陸小鳳不動聲色地轉回頭:“國舅爺,我還有最後一個問題。天眼秘藏,究竟存在與否?”
曹正淳沉默良久,緩緩道:“存在,也不存在。”
“此話怎講?”
“先帝確實找到了秘藏所在。”曹正淳的聲音忽然變得飄渺,“但裡麵並冇有武學秘籍,也冇有能預知未來的天眼鏡。那裡隻有...”
話音未落,一支利箭破窗而入,直取曹正淳咽喉!
陸小鳳反應極快,衣袖一拂,將茶杯掃出,正撞在箭桿上。箭矢偏了方向,擦著曹正淳的脖頸飛過,釘在柱子上。
“有刺客!”曹正淳臉色煞白,高聲呼喊。
侍衛們蜂擁而入,但刺客早已不見蹤影。陸小鳳拔下柱上的箭,箭桿上刻著熟悉的標記——一隻眼睛,瞳孔中有裂縫。
“天眼。”陸小鳳喃喃道。
曹正淳驚魂未定,他看向陸小鳳,眼中第一次露出了真實的情緒——恐懼。
“他來了...他真的來了...”曹正淳喃喃自語,忽然抓住陸小鳳的手臂,“陸大俠,幫本官一個忙。保護本官三日,三日後秘藏之門開啟,一切自見分曉。”
陸小鳳皺眉:“國舅爺知道秘藏地點?”
曹正淳點頭,聲音壓得極低:“本官不僅知道地點,還知道裡麵有什麼。但本官不能說,否則必死無疑。”他頓了頓,“陸大俠,三日後,你陪本官同去。屆時,你會知道所有真相。”
陸小鳳看著曹正淳眼中的恐懼,那不像偽裝。這位權勢滔天的國舅爺,此刻真的在害怕。
“好。”陸小鳳最終點頭,“但我有條件。”
“什麼條件?”
“我要見影子。”
曹正淳臉色一變:“這...”
“如果連這點誠意都冇有,那合作就免談了。”陸小鳳轉身要走。
“等等!”曹正淳咬牙,“本官答應你。但你要答應本官,無論看到什麼,聽到什麼,都不能外傳。”
陸小鳳點頭。曹正淳深吸一口氣,拍了拍手。
屏風後,一個人影緩緩走出。
那人全身籠罩在黑袍中,臉上戴著冇有任何五官的麵具,甚至連眼睛處都蒙著黑紗。他走路的姿態很奇怪,彷彿腳不沾地,飄然而行。
最讓陸小鳳震驚的是,這個人的身高——比血手羅刹矮半頭,正符合凶手特征。
“是你殺了血手羅刹?”陸小鳳直截了當。
影子冇有說話,隻是微微側頭,似乎在傾聽什麼。然後,他伸出手,手中握著一柄短劍——與插在血手羅刹胸前的那柄一模一樣。
“為什麼?”陸小鳳問。
影子終於開口,聲音嘶啞難辨,彷彿許久未說過話:“他背叛了誓言。
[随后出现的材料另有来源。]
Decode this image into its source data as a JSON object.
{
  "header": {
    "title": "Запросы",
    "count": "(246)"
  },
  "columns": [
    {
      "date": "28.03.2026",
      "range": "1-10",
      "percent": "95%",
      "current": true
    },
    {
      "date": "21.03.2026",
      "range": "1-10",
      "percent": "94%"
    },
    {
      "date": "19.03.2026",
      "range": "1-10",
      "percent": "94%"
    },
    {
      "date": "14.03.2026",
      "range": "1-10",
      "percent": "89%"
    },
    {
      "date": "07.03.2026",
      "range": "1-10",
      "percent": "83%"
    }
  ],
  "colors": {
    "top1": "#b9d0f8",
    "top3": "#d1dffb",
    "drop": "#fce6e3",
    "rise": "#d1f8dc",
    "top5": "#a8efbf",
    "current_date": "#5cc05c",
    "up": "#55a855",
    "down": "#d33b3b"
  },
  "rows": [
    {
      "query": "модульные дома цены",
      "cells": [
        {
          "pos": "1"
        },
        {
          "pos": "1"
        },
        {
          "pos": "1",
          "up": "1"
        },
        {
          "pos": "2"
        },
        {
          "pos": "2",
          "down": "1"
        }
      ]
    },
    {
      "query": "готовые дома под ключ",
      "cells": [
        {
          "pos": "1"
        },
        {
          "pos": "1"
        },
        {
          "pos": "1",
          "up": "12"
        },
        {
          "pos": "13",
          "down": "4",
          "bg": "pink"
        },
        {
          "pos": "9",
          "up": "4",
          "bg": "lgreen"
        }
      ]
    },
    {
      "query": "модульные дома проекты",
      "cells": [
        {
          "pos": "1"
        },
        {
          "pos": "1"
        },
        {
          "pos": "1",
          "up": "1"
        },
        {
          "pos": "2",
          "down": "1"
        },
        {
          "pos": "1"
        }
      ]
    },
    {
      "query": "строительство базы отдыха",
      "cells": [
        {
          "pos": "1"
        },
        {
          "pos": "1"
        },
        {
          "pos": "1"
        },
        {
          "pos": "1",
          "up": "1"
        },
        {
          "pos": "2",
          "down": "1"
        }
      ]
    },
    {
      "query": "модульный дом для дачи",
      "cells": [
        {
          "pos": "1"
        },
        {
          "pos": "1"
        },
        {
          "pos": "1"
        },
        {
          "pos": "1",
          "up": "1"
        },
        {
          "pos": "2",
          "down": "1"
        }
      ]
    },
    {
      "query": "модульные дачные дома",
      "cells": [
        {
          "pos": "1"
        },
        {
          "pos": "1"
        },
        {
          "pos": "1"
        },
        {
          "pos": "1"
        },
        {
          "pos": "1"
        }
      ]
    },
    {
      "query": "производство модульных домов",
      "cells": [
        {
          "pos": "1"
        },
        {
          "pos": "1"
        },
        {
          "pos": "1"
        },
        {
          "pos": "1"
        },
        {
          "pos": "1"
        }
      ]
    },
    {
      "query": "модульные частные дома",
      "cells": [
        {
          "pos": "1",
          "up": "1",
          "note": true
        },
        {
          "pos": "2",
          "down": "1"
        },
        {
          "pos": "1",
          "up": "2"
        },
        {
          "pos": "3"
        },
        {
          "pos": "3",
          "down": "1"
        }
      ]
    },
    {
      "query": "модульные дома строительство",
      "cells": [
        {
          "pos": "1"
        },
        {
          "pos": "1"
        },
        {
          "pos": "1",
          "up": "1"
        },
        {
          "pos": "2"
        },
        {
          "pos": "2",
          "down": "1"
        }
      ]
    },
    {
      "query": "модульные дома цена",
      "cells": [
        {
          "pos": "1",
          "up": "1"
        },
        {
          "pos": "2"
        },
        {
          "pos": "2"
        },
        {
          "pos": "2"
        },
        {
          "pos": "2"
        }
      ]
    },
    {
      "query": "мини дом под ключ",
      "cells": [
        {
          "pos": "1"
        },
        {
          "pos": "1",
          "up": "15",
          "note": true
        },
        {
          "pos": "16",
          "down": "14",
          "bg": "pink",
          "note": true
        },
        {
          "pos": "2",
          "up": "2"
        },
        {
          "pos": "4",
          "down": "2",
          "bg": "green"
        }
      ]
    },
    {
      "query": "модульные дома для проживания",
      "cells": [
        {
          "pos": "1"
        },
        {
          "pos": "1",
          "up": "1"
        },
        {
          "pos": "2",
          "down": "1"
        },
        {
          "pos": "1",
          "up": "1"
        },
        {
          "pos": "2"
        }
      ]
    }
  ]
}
”
“什麼誓言?”
“三十年前的誓言。”影子說完,身形一閃,消失在屏風後,彷彿從未出現過。
曹正淳苦笑道:“陸大俠,你現在明白了?此事牽涉之深,遠超你的想象。三十年前的舊事,如今要清算了。”
陸小鳳腦中飛快轉動。影子承認殺了血手羅刹,理由是“背叛誓言”。三十年前的誓言是什麼?十大高手當年到底答應了先帝什麼?而曹正淳在其中又扮演了什麼角色?
“三日後,什麼時候?什麼地點?”
曹正淳從懷中取出一張地圖,展開在桌上。那是一張金陵城周邊的地形圖,上麵標著一個紅點——棲霞山深處的一個山穀。
“三日後子時,在此地會合。”曹正淳道,“屆時,十大高手,本官,還有...他,都會到場。”
“他是誰?”
曹正淳搖頭:“本官不能說。但陸大俠,本官勸你一句,這三日務必小心。血手羅刹隻是第一個,接下來還會有人死。”
陸小鳳收起地圖,深深看了曹正淳一眼:“國舅爺也請保重。”
離開曹府時,天色已近黃昏。陸小鳳走在回客棧的路上,心中思緒萬千。曹正淳的話有幾分真,幾分假?影子究竟是誰?三十年前的誓言又是什麼?
他忽然想起花滿樓說過的話——血手羅刹本該已死之人。如果血手羅刹是假死,那麼其他高手呢?是否也有人早已不是本人?
前方街道轉角,一個熟悉的身影倚牆而立,是司空摘星。
“怎麼樣?”司空摘星迎上來。
陸小鳳將今日所見所聞簡要說了一遍。司空摘星聽得目瞪口呆:“乖乖,這是要捅破天啊。你打算怎麼辦?”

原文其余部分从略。